Kuşkusuz hepimiz, hayatımızın değişik alanlarında, ilişkilerimizde, kariyerde, ailevi konularda benzer sıkışıklıklar, ikilemler içinde olabiliriz. Belki buradaki amaç kişinin mutluluğunu engelleyen koşulları tanıması ile başlayabilir. Zira astroloji kendi başına problemlerimizi çözecek sihirli bir değnek değildir. Astroloji ile ilgilenen pek çok kişi kendini tanımadan, sanki sorunlarının hemen çözüleceği bir dönemin geleceğini düşünebilirler.
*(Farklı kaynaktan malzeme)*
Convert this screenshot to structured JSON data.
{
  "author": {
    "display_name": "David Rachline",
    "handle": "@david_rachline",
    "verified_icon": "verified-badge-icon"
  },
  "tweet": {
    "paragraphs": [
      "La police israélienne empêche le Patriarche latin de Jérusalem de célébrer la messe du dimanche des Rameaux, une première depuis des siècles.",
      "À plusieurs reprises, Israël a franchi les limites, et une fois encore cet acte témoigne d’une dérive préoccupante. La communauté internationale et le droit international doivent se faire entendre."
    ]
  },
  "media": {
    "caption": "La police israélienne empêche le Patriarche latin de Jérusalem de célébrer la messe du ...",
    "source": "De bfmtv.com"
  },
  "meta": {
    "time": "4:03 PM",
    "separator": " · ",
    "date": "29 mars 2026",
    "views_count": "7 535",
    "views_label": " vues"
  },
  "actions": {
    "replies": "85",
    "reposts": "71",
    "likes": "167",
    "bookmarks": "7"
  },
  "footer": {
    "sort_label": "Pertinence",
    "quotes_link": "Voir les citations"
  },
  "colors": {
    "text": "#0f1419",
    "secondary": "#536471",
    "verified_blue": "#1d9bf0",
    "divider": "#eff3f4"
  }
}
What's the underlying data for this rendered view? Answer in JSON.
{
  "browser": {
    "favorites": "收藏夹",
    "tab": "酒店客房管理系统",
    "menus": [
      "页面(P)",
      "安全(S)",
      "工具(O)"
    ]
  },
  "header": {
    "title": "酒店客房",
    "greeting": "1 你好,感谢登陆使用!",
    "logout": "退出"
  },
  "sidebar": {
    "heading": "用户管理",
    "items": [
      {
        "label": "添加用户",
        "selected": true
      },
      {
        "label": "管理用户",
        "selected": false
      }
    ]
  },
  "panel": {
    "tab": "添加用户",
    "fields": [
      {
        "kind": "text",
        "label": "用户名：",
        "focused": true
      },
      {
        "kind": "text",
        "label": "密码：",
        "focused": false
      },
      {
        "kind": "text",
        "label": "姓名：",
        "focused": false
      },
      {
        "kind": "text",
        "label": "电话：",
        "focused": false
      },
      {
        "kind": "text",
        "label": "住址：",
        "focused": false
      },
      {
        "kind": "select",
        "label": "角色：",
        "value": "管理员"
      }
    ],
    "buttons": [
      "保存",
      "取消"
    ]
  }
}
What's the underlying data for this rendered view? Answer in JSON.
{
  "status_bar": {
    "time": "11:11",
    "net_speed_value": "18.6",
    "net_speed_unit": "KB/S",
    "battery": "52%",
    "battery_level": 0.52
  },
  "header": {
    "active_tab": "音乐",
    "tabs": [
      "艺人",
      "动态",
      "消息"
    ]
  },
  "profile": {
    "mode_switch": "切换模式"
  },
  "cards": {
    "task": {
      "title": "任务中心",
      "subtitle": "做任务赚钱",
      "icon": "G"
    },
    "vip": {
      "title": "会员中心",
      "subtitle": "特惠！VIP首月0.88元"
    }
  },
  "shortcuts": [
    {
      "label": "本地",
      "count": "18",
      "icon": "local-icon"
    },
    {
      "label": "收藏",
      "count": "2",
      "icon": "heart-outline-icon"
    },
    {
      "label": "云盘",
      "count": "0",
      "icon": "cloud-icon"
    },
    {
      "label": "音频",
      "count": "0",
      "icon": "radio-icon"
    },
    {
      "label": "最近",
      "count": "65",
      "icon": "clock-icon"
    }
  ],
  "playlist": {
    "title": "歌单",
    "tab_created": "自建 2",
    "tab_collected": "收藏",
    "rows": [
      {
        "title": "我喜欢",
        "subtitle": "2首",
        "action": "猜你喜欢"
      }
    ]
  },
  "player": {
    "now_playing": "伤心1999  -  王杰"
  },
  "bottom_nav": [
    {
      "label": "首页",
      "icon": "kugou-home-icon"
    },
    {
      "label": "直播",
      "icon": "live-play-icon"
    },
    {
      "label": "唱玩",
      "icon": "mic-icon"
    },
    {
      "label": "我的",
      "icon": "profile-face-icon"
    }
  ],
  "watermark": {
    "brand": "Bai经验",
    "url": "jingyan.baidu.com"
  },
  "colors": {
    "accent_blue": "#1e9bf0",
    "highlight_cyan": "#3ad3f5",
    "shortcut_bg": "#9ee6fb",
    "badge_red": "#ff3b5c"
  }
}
Belki böyle bir dönem hiçbir zaman gelmeyebilir ancak bize aynalık edecek farkındalığa ulaşmak aynı hataları yapmamamıza yönelik en önemli adımdır. Eğer kendi kendimize kör isek, aynaların pek yararı olmaz, farkındalığımızı arttırdığımız zamanlarda astrolojinin bize sunduğu yararları daha kolay algılayabilir ve kendi kendimize yardımcı olabiliriz.